'The Get Down': Everything You Need to Know About Netflix's Newest Original Series
Streaming service Netflix just hit a home run with its nostalgic trip to the '80s in Stranger Things — so now fans will see how Netflix fares in the '70s.
The streaming service will be releasing the first six episodes of Moulin Rouge director Baz Luhrmann's new series, The Get Down, on Friday. The series focuses on the rise of hip-hop in the South Bronx, in New York City, through the lens of a few aspiring artists.
Ahead of its premiere, here's what you need to know about the series.
The narrator's rhymes were written by Nas, and the narrator is Hamilton's Daveed Diggs. Some of hip-hop's "founding fathers" were advisers on the series, including Grandmaster Flash who was, essentially, the incumbent fact-checker for the key narrative elements, according to NME.
"It's somewhere between pure rap narration and a sort of Greek chorus comment, and we use it a lot throughout," Luhrmann said, according to Rolling Stone.

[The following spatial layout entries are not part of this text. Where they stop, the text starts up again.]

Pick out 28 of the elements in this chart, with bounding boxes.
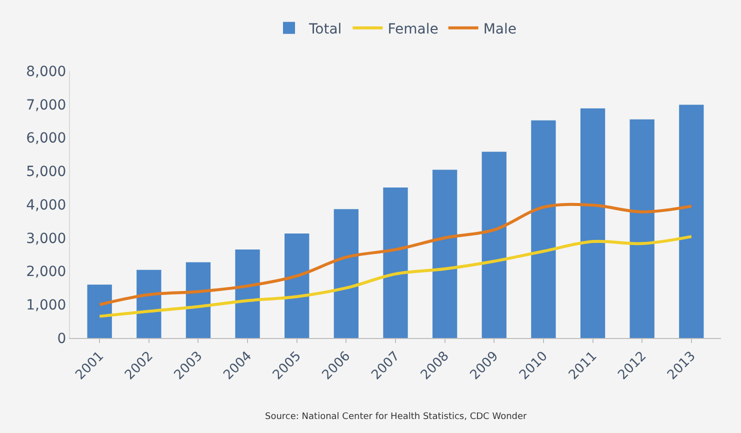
y-tick-label: 8,000 [26, 64, 66, 80]
bar [679, 104, 704, 338]
bar [235, 250, 260, 338]
bar [136, 270, 162, 338]
bar [482, 152, 506, 338]
source-note: Source: National Center for Health Statistics, CDC Wonder [265, 412, 528, 422]
bar [334, 209, 359, 338]
y-tick-label: 3,000 [26, 230, 66, 247]
y-tick-label: 7,000 [26, 97, 66, 114]
legend-label: Total [308, 21, 342, 38]
bar [186, 262, 211, 338]
y-tick-label: 4,000 [26, 197, 66, 214]
line-series [98, 235, 693, 318]
y-tick-label: 2,000 [26, 264, 66, 280]
legend-label: Male [483, 21, 516, 38]
y-tick-label: 5,000 [26, 164, 66, 180]
legend-label: Female [388, 21, 438, 38]
bar [87, 284, 112, 338]
bar [630, 119, 654, 338]
bar [383, 187, 408, 338]
y-tick-label: 6,000 [26, 130, 66, 147]
bar [580, 108, 606, 338]
line-series [98, 202, 693, 306]
y-tick-label: 1,000 [26, 298, 66, 314]
bar [432, 170, 458, 338]
bar [531, 120, 556, 338]
y-tick-label: 0 [57, 330, 66, 347]
bar [284, 234, 310, 338]
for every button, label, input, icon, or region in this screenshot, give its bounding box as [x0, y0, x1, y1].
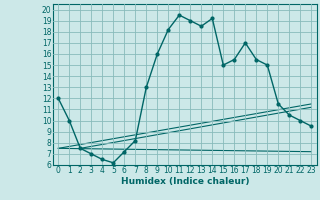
X-axis label: Humidex (Indice chaleur): Humidex (Indice chaleur): [121, 177, 249, 186]
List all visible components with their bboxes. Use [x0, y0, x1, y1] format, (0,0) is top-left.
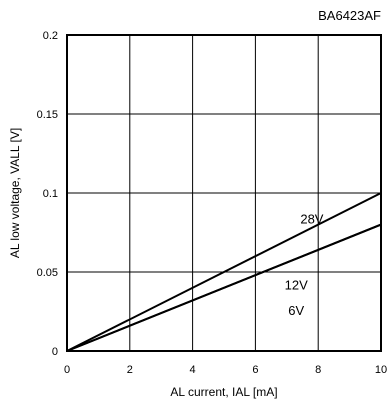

It was extremely expensive. Netflix is notoriously secretive about its ratings and finances. However, according to Variety, The Get Down broke the bank for the streaming service as its most expensive series to date, reportedly costing $120 million total. To put that in perspective, Marvel's Deadpool had a budget less than half of that.
Suffice it to say, Netflix should have a lot riding on the success of The Get Down — or, at the very least, the future of musical dramas. Case in point: HBO's expensive '70s rock 'n' roll series Vinyl tanked with its ratings and was subsequently cancelled before it could produce a second season.
The reviews have been mixed. With that price tag in mind, the early reviews for The Get Down are likely not what Netflix was hoping for. If anything, the reviews demonstrate the show has room for improvement. The series' sprawling pilot — which is 90 minutes long — is a jumbled slog, which some critics warned might turn off viewers.
"The Get Down, especially in its early episodes, is a chaotic mess spiked with rare flashes of fantastic," Willa Paskin wrote in a review for Slate. "Its first episode is flat-out disastrous. But you can't take its premise away from it: It's great. No one on The Get Down ever walks quietly through the street, or thinks on the subway, when he or she could be strutting to a pumping soundtrack, preferably intercut with three other storylines."
However, as Tim Goodman noted for the Hollywood Reporter, it gets a lot better after the pilot — with fewer hints of Luhrmann's creative influence.
"It suffers from a 90-minute pilot that will be divisive in its aesthetic choices — think West Side Story, not Spike Lee — but rises again in the next two episodes to give all the crazy a chance at becoming something really good," Goodman wrote. "The saving grace for The Get Down seems to be getting rid of the driving force that helped get it made in the first place: Luhrmann."
The first six episodes of The Get Down arrive on Netflix Friday.